I think one of the reasons that I loved A Feast for Crows is that it focuses on a lot of the women characters. In King's Landing, Cersei Lannister has finally got the power she has been craving all along as regent for young King Tommen, but now that she has it, she has no idea how to use it. It's fun to watch her blundering along from mistake to mistake and to finally see her outplayed by a younger version of herself, Margaery Tyrell. Cersei is one of the few 'love to hate' characters (her only redeeming feature is her love for her children), so there's a lot of satisfaction in seeing the mighty fall.
A large part of the plot of this volume takes part in Dorne, a kingdom to the far South that seems to be loosely modelled on Arabia. At the end of book three, Prince Oberyn was murdered by the Mountain and we get to see how Prince Doran and the many women of the royal family react. I just loved Dorne - if I was to be a member of any of the houses, I would be a Martell. Similarly, I appreciated the new setting of Braavos, which was a bit like medieval Venice.
One issue I keep finding with this series is that in every volume, there seems to be one character that is doomed to spend the novel wandering aimlessly around Westeros. For the last few books, it was Arya Stark. Now Arya has more of a plot in Braavos, the role of 'looking for things unsuccessfully' fell to Brienne, a character I had previously enjoyed. But in this novel, she just moved around without a clear idea of where she was going and it became a bit tedious. Hopefully we'll be spared a wandering character in Dance with Dragons.
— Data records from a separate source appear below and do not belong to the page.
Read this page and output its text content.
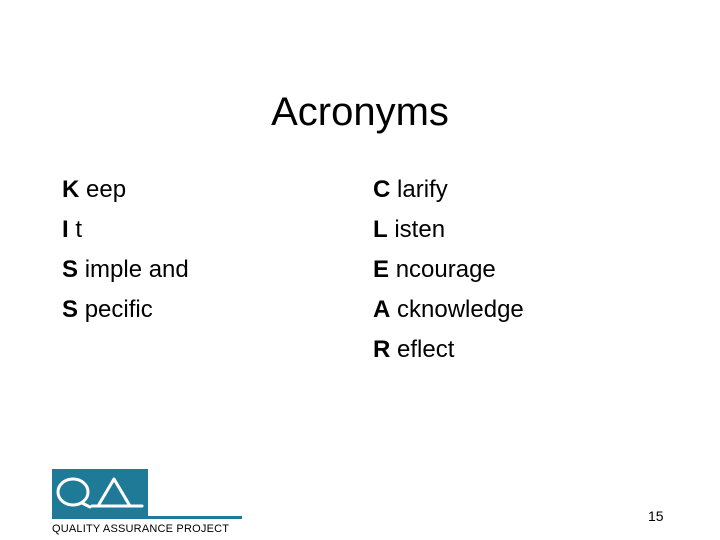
Acronyms
K eep
I t
S imple and
S pecific
C larify
L isten
E ncourage
A cknowledge
R eflect
QUALITY ASSURANCE PROJECT
15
I think I'm in the minority as I actually enjoyed this as much as Storm of Swords. Yes, there was less action and shocking events were fewer and far between, but I loved journeying with Martin to new areas of Westeros. I'm glad I was pre-warned about the book only focusing on some of the main characters and can't wait to start Dance with Dragons to see what Jon, Daenarys and Tyrion have been up to.